Eine Viertelstunde darauf saßen wir in Harsts Hotelzimmer. Der Wachskopf stand auf dem Tisch. Harst hatte an der Unterseite des Metalltellers mit dem Messer die künstliche Patina abgekratzt und das bloße, blanke Metall freigelegt.

»Ich gehe nachmittags mit dem Teller – der Kopf ist nur aufgeschraubt – zu einem Goldschmied und lasse mir bescheinigen, dass es sich um eine moderne Metalllegierung handelt«, hatte er gesagt.

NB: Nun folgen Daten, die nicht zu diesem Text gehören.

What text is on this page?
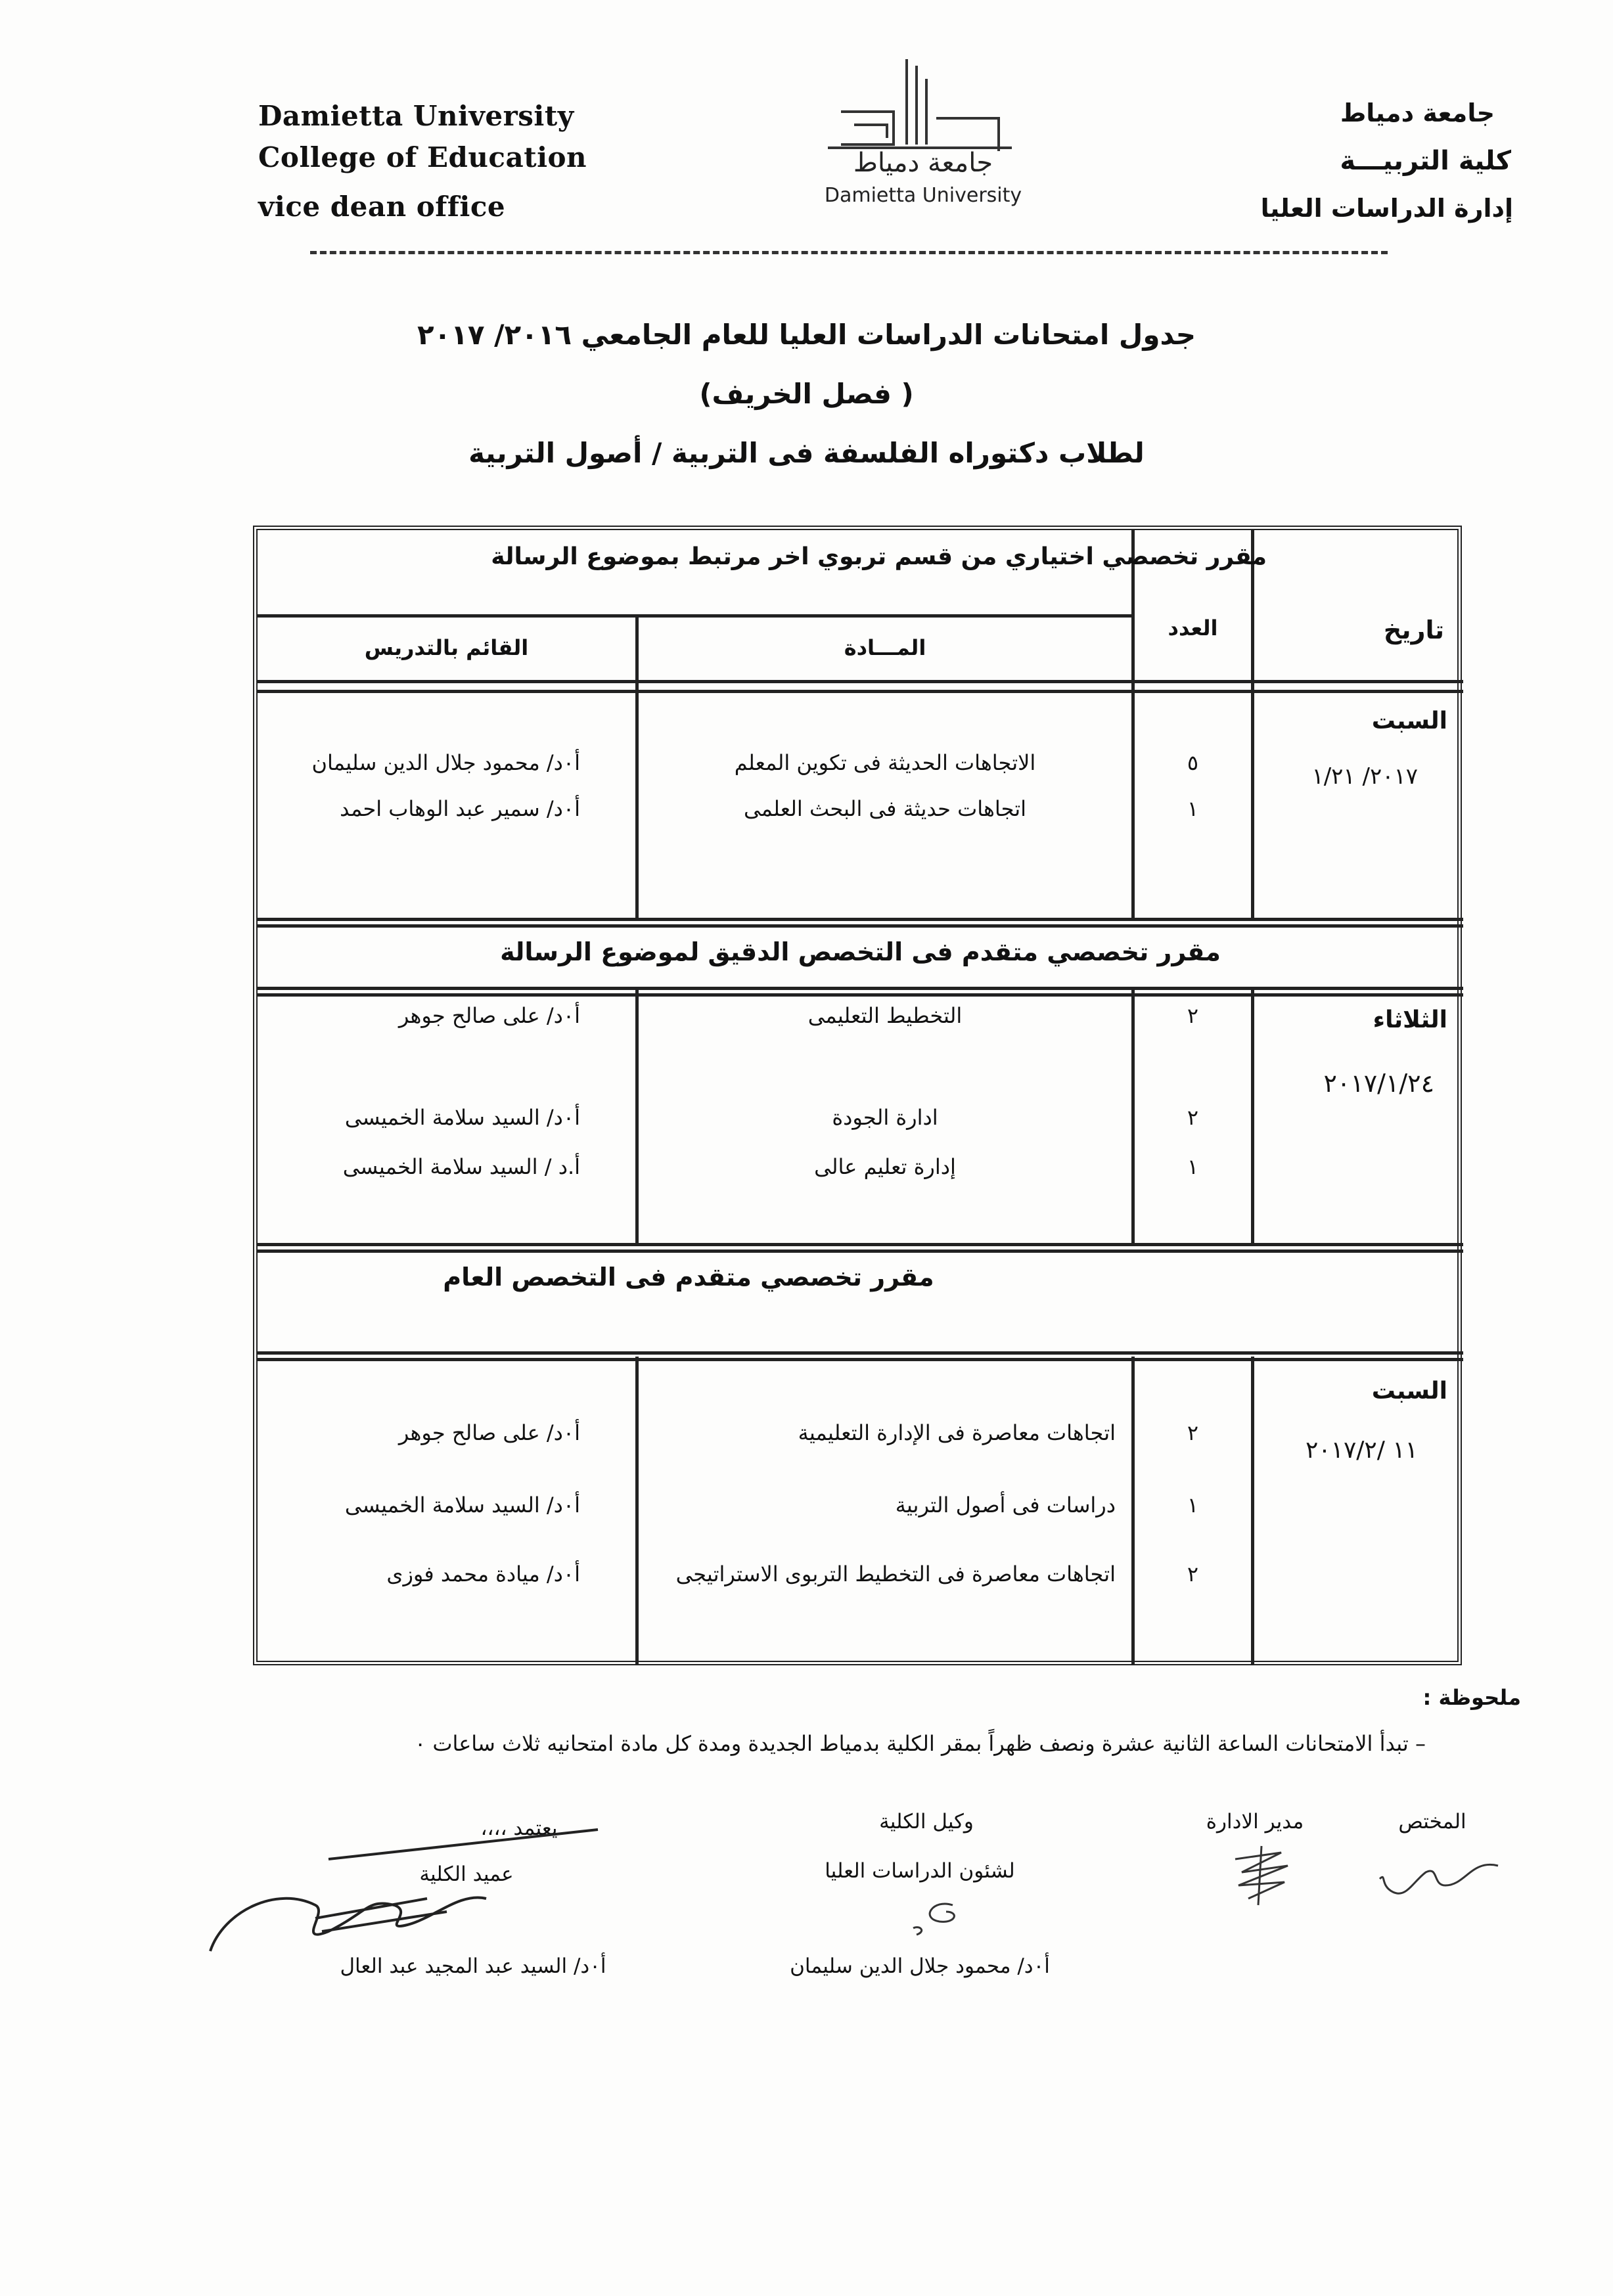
Damietta University
College of Education
vice dean office
جامعة دمياط
كلية التربيـــة
إدارة الدراسات العليا
جامعة دمياط
Damietta University
جدول امتحانات الدراسات العليا للعام الجامعي ٢٠١٦/ ٢٠١٧
( فصل الخريف)
لطلاب دكتوراه الفلسفة فى التربية / أصول التربية
مقرر تخصصي اختياري من قسم تربوي اخر مرتبط بموضوع الرسالة
تاريخ
العدد
المـــادة
القائم بالتدريس
السبت
٢٠١٧/ ١/٢١
٥
الاتجاهات الحديثة فى تكوين المعلم
أ٠د/ محمود جلال الدين سليمان
١
اتجاهات حديثة فى البحث العلمى
أ٠د/ سمير عبد الوهاب احمد
مقرر تخصصي متقدم فى التخصص الدقيق لموضوع الرسالة
الثلاثاء
٢٠١٧/١/٢٤
٢
التخطيط التعليمى
أ٠د/ على صالح جوهر
٢
ادارة الجودة
أ٠د/ السيد سلامة الخميسى
١
إدارة تعليم عالى
أ.د / السيد سلامة الخميسى
مقرر تخصصي متقدم فى التخصص العام
السبت
١١ /٢٠١٧/٢
٢
اتجاهات معاصرة فى الإدارة التعليمية
أ٠د/ على صالح جوهر
١
دراسات فى أصول التربية
أ٠د/ السيد سلامة الخميسى
٢
اتجاهات معاصرة فى التخطيط التربوى الاستراتيجى
أ٠د/ ميادة محمد فوزى
ملحوظة :
– تبدأ الامتحانات الساعة الثانية عشرة ونصف ظهراً بمقر الكلية بدمياط الجديدة ومدة كل مادة امتحانيه ثلاث ساعات ٠
المختص
مدير الادارة
وكيل الكلية
لشئون الدراسات العليا
أ٠د/ محمود جلال الدين سليمان
يعتمد ،،،،
عميد الكلية
أ٠د/ السيد عبد المجيد عبد العال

Und als ich mit meinem Bericht über meinem Besuch bei Bloomberg zu Ende war, meinte er: »Lieber Alter, du hast deine Sache vorzüglich gemacht. Du kannst nächstens Hochstapler werden. Dieser Schweinekönig Seymour war ein famoser Einfall.«

Ich begriff Harsts gute Laune nicht recht. »Hm – sind wir denn durch meinen Besuch bei Bloomberg irgendwie einen Schritt vorwärts gekommen?«, fragte ich. »Und soll ich morgen früh zu ihm gehen? Er wird mir sehr seltene und fraglos auch Gott weiß wo gestohlene Schmucksachen vorlegen. Wie rede ich mich dann heraus, wenn ich nichts kaufe? Und schließlich, selbst wenn Palperlon bereits das Armband der Melvilles an Bloomberg veräußert haben sollte …«

»… was nicht der Fall ist, bestimmt nicht!«, fiel Harst mir ins Wort. »Palperlon besitzt es noch. Das weiß ich jetzt.«

»Woher denn?«

»Mein Geheimnis, mein Alter! Ich weiß noch mehr. Ich habe mich, während du bei Bloomberg warst, bei dessen einzigem Konkurrenten hier nach ihm erkundigt. Er ist Spieler! Der Inhalt seines Ladens ist das Einzige, was er noch besitzt. Das Haus ist über und über belastet. Vor einem Jahr stand es noch anders mit seinen Finanzen. Ganz interessant, nicht wahr? Schade, wenn er schlank wäre, dieser Ehrenmann, wenn er eine schlanke, verschleierte Dame hätte mimen können, dann … dann würde ich, falls er gestern nach Malmö gereist wäre, sagen, dass er Doornblams Mörder ist. Aber bei solcher Korpulenz ist das ausgeschlossen. Und sein Bauch dürfte echter sein als seine Altnürnberger mechanischen Spielereien. Doch nun wollen wir nach unten in die Kapitänkneipe und Mittag essen. Du wirst dort einen Herrn kennen lernen, den ich telefonisch im Kostüm herbestellt habe. Von Ansehen kennst du ihn schon.«

Wir saßen dann kaum zehn Minuten an unserem Tisch und waren gerade beim Fischgericht, als ein älterer, wettergebräunter Mann mit Goldtresse an der blauen Mütze bei uns Platz nahm.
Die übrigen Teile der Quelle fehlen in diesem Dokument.